Through flashback we see how a restless Carroway moved to West Egg to works in bonds on Wall Street. Intrigued by the seemingly mystical world inhabited by his next door neighbour, he takes up an invitation to one of the parties and is shocked by Gatsby’s youth and relentless drive. It soon becomes clear there is a method to the apparent madness of hosting parties he seems to be indifferent to. Gatsby has been desperately looking for a way to meet his former love, Daisy Buchanan (Carey Mulligan) and he sees the opportunity he has been waiting for when he realises Carroway is her cousin. Things are complicated by Daisy’s husband, the philandering Tom Buchanan (well captured by Joel Egerton) and troubling rumours of Gatsby’s past that refuse to go away.

There are pointless interruptions of the story with short scenes of Carroway with his psychiatrist, but the main failing of the film is addressing the main heart of the story.
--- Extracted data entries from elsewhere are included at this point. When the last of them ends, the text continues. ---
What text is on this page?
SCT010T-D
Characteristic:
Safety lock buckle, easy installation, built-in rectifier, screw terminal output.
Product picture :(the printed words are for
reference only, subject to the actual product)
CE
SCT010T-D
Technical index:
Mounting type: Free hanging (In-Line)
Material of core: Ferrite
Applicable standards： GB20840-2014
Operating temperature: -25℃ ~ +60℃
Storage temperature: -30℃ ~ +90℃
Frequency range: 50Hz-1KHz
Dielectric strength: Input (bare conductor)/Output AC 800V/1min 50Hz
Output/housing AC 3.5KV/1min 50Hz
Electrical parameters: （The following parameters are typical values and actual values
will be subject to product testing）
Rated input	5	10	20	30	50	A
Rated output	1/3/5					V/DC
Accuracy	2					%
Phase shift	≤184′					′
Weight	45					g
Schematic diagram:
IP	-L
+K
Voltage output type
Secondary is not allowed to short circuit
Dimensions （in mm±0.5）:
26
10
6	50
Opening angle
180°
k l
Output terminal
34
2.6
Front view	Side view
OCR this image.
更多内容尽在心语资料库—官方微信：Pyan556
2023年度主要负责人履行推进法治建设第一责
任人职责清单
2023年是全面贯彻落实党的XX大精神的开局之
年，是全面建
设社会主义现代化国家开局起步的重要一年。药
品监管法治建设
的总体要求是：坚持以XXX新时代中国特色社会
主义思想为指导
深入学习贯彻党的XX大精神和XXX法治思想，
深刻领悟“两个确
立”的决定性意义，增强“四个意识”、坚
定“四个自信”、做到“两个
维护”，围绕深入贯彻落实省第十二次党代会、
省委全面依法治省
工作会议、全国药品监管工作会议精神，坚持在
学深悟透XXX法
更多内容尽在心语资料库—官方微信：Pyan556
Carroway’s famously unreliable narrator is just far too removed and asexual to be a convincing character, and the script by Luhrman and Francis Ford Coppola doesn’t explore Daisy’s character enough to explain the obsessive hold she has over Gatsby. The regular motif of having words on the screen fails to resonate, and the gimmick feels more like a music video. Fewer tedious camera zooms would have been nice too.

This won’t go down as Di Caprio’s finest. Thought the perfect choice, his portrayal is of someone unsure of how to play it. Mulligan plays Daisy as a far more sympathetic character than the book, meaning the film loses some of the edge and subtlety. Egerton is the stand out. His portrayal of the “old school money” Tom Buchanan is a delight and helps begin to understand the moral complexity at the heart of the twisted love story. When Tom and Gatsby get confrontational in the tea room late on in the film, nothing is held back and we finally see a hint of the genuine drama lurking beneath the decadence. When Daisy and Gatsby first meet, we see that Luhrman can do subtetly, and is undoubtedly the film’s most touching moment.

Maybe the book’s magic will always be best left on its pages. Sadly, we’re still waiting for an adaptation commensurate with our capacity to wonder.